From the Department of Epidemiology, Biostatistics and Occupational Health, McGill University, Montreal, Quebec, Canada.
Department of Neurology and Neurosurgery, McGill University-McGill University Health Centre, Montreal, Quebec, Canada.
Epidemiology. 2018 Nov;29(6):876-884. doi: 10.1097/EDE.0000000000000888.
Traumatic brain injury surveillance provides information for allocating resources to prevention efforts. Administrative data are widely available and inexpensive but may underestimate traumatic brain injury burden by misclassifying cases. Moreover, previous studies evaluating the accuracy of administrative data surveillance case definitions were at risk of bias by using imperfect diagnostic definitions as reference standards. We assessed the accuracy (sensitivity/specificity) of traumatic brain injury surveillance case definitions in administrative data, without using a reference standard, to estimate incidence accurately.

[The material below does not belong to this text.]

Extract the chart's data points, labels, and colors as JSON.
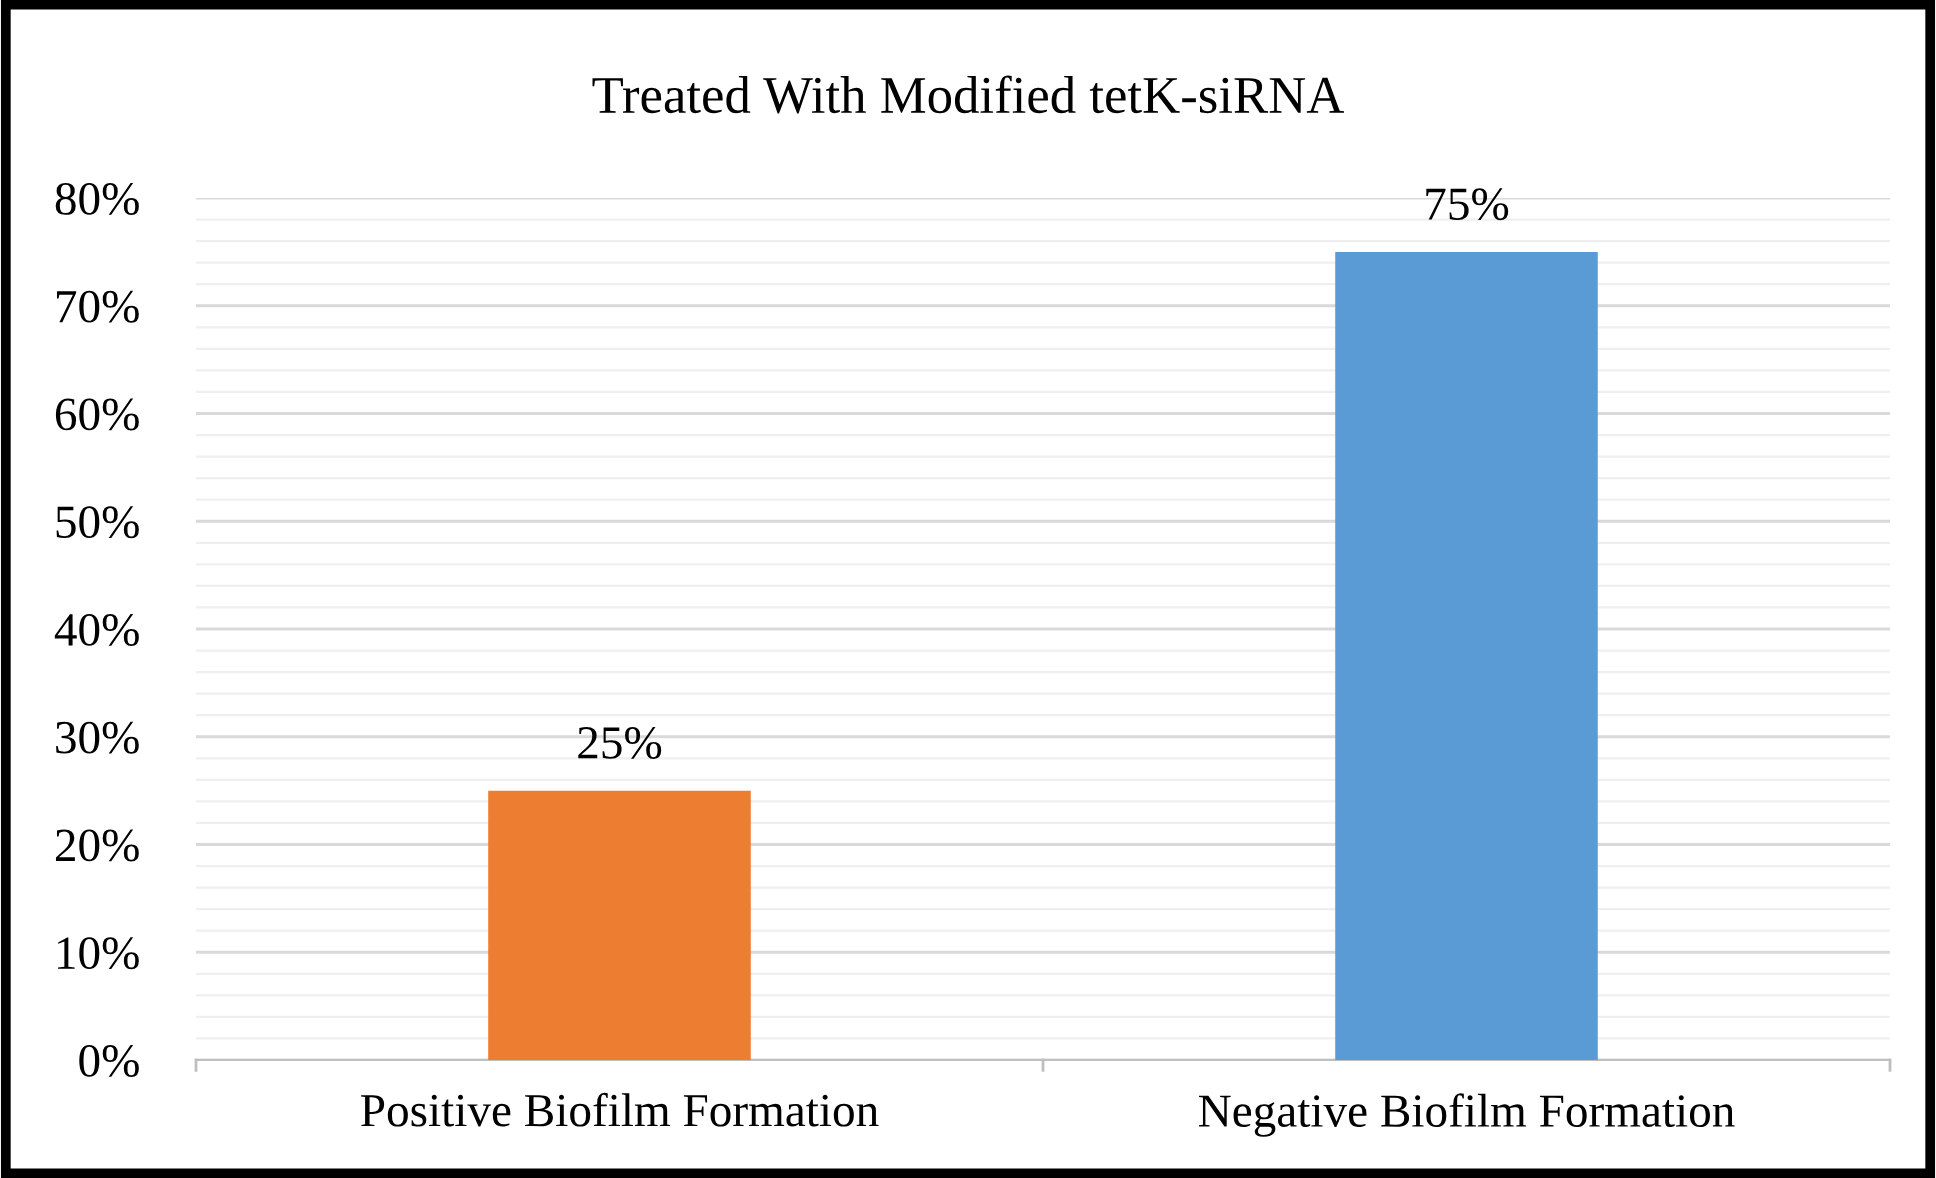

We used administrative data from a 25% random sample of Montreal residents from 2000 to 2014. We used hierarchical Bayesian latent class models to estimate the accuracy of widely used traumatic brain injury case definitions based on the International Classification of Diseases, or on head radiologic examinations, covering the full injury spectrum in children, adults, and the elderly. We estimated measurement error-adjusted age- and severity-specific incidence.
The adjusted traumatic brain injury incidence was 76 (95% CrI = 68, 85) per 10,000 person-years (underestimated as 54 [95% CrI = 54, 55] per 10,000 without adjustment). The most sensitive case definitions were radiologic examination claims in adults/elderly (0.48; 95% CrI = 0.43, 0.55 and 0.66; 95% CrI = 0.54, 0.79) and emergency department claims in children (0.45; 95% CrI = 0.39, 0.52). The most specific case definitions were inpatient claims and discharge abstracts (0.99; 95% CrI = 0.99, 1.00). We noted strong secular trends in case definition accuracy.
Administrative data remain a useful tool for conducting traumatic brain injury surveillance and epidemiologic research when measurement error is adjusted for.
创伤性脑损伤监测提供了用于分配预防资源的信息。行政数据广泛可用且价格低廉,但可能会通过错误分类病例而低估创伤性脑损伤负担。此外,以前评估行政数据监测病例定义准确性的研究存在偏倚风险,因为它们将不完善的诊断定义用作参考标准。我们评估了行政数据中创伤性脑损伤监测病例定义的准确性(敏感性/特异性),而无需使用参考标准来准确估计发病率。
我们使用了 2000 年至 2014 年来自蒙特利尔 25%随机居民的行政数据。我们使用分层贝叶斯潜在类别模型,根据国际疾病分类或头部放射学检查,估算广泛使用的创伤性脑损伤病例定义的准确性,涵盖了儿童、成人和老年人的全损伤谱。我们估计了经测量误差调整的年龄和严重程度特异性发病率。
调整后的创伤性脑损伤发病率为每 10000 人年 76 例(95%置信区间= 68,85)(未经调整时为每 10000 人 54 例[95%置信区间= 54,55])。最敏感的病例定义是成人/老年人的放射学检查(0.48;95%置信区间= 0.43,0.55 和 0.66;95%置信区间= 0.54,0.79)和儿童的急诊就诊(0.45;95%置信区间= 0.39,0.52)。最特异的病例定义是住院和出院摘要(0.99;95%置信区间= 0.99,1.00)。我们注意到病例定义准确性存在强烈的时间趋势。
当调整测量误差时,行政数据仍然是进行创伤性脑损伤监测和流行病学研究的有用工具。